Favorite Color. Yellow. I have been told it is the color of insanity. I don't know about that-- to me, it is the color of happpiness, of sunflowers and brightness, and joy. Who can ever be sad in a bright yellow room?
Accomplishment Most Proud Of. I will celebrate 35 years of marriage this October to my husband actor/director Dave Florek. I am most proud of how we have managed to work together to preserve our bond of marriage through good times and bad, lean times and flush times. However, as proud of that as I am, I am prouder still of our daughter Hannah. It all comes back to family. In the end, this is what you have to depend upon.
What Inspires You to Write. Hope. In everything I write-- no matter what corners of darkness I explore-- and I do explore some pretty dark corners, I always also present hope. I believe the human condition exemplifies hope. Without hope, we are doomed.
Genre. My main genre is Metaphysical Mystery/Suspense though my debut novel The Women Debrowska is historical fiction as it is loosely (very loosely!) based on my Polish ancestry.
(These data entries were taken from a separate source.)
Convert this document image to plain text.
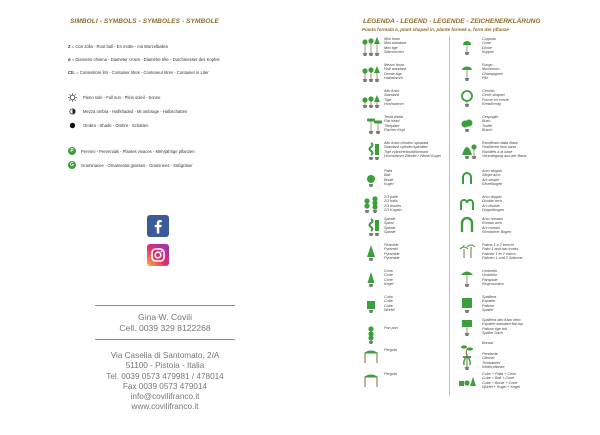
SIMBOLI - SYMBOLS - SYMBOLES - SYMBOLE
Z = Con zolla - Root ball - En motte - mit Wurzelballen
ø = Diametro chioma - Diameter crown - Diamètre tête - Durchmesser des Kopfes
Ctr. = Contenitore litri - Container litres - Conteneur litres - Container in Liter
Pieno sole - Full sun - Plein soleil - Sonne
Mezza ombra - Halfshaded - Mi ombrage - Halbschatten
Ombra - Shade - Ombre - Schatten
P	Perenni - Perennials - Plantes vivaces - Mehrjährige pflanzen
G	Graminacee - Ornamental grasses - Graminées - Süßgräser
Gina W. Covili
Cell. 0039 329 8122268
Via Casella di Santomato, 2/A
51100 - Pistoia - Italia
Tel. 0039 0573 479981 / 478014
Fax 0039 0573 479014
info@covilifranco.it
www.covilifranco.it
LEGENDA - LEGEND - LEGENDE - ZEICHENERKLÄRUNG
Pianta formata a, plant shaped in, plante formeé a, form der pflanze
Mini fusto
Mini standard
Mini tige
Stämmchen
Mezzo fusto
Half standard
Demie-tige
Halbstamm
Alto fusto
Standard
Tige
Hochstamm
Testa piatta
Flat head
Têteplate
Flacher Kopf
Alto fusto cilindro/ spiralata
Standard cylinder/spiralled
Tige cylindre/tourbillonnant
Hochstamm Zilinder / Wirbel Kugel
Palla
Ball
Boule
Kugel
2/3 palle
2/3 balls
2/3 boules
2/3 Kugeln
Spirale
Spiral
Spirale
Spirale
Piramide
Pyramid
Pyramide
Pyramide
Cono
Cone
Cône
Kegel
Cubo
Cube
Cube
Würfel
Pon pon
Pergola
Pérgola
Cuppola
Cone
Dôme
Kuppel
Fungo
Mushroom
Champignon
Pilz
Cerchio
Circle shaped
Forme en cercle
Kreisförmig
Cespuglio
Bush
Touffe
Busch
Ramificato dalla Basa
Feathered from base
Ramifiés à la base
Verzweigung aus der Basis
Arco singolo
Single arch
Arc simple
Einzelbogen
Arco doppio
Double arch
Arc double
Doppelbogen
Arco romano
Roman arch
Arc romain
Römischer Bogen
Palma 1 a 2 tronchi
Palm 1 and two trunks
Palmier 1 et 2 troncs
Palmen 1 und 2 Stämme
Ombrello
Umbrella
Parapluie
Regenschirm
Spalliera
Espalier
Palisse
Spalier
Spalliera alto fusto tetto
Espalier standard flat top
Palisse tige toit
Spalier Dach
Bonsai
Pendente
Climber
Tombantes
Kletterpflanze
Cubo + Palla + Cono
Cube + Ball + Cone
Cube + Boule + Cone
Würfel + Kugel + Kegel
I also very frequently mix in historical events and persons with my fictional creations. As well as novels, I have written stage plays and screenplays. A few years ago I teamed up with a writing partner Lenny Castellaneta to create some Christmas Romantic Comedies screenplays, which were a lot of fun to write. One of those, 1225 Mistletoe Lane was adapted from a novel of his; we are thinking of adapting the second Letter to Santa to a novel if we cannot get the script greenlighted.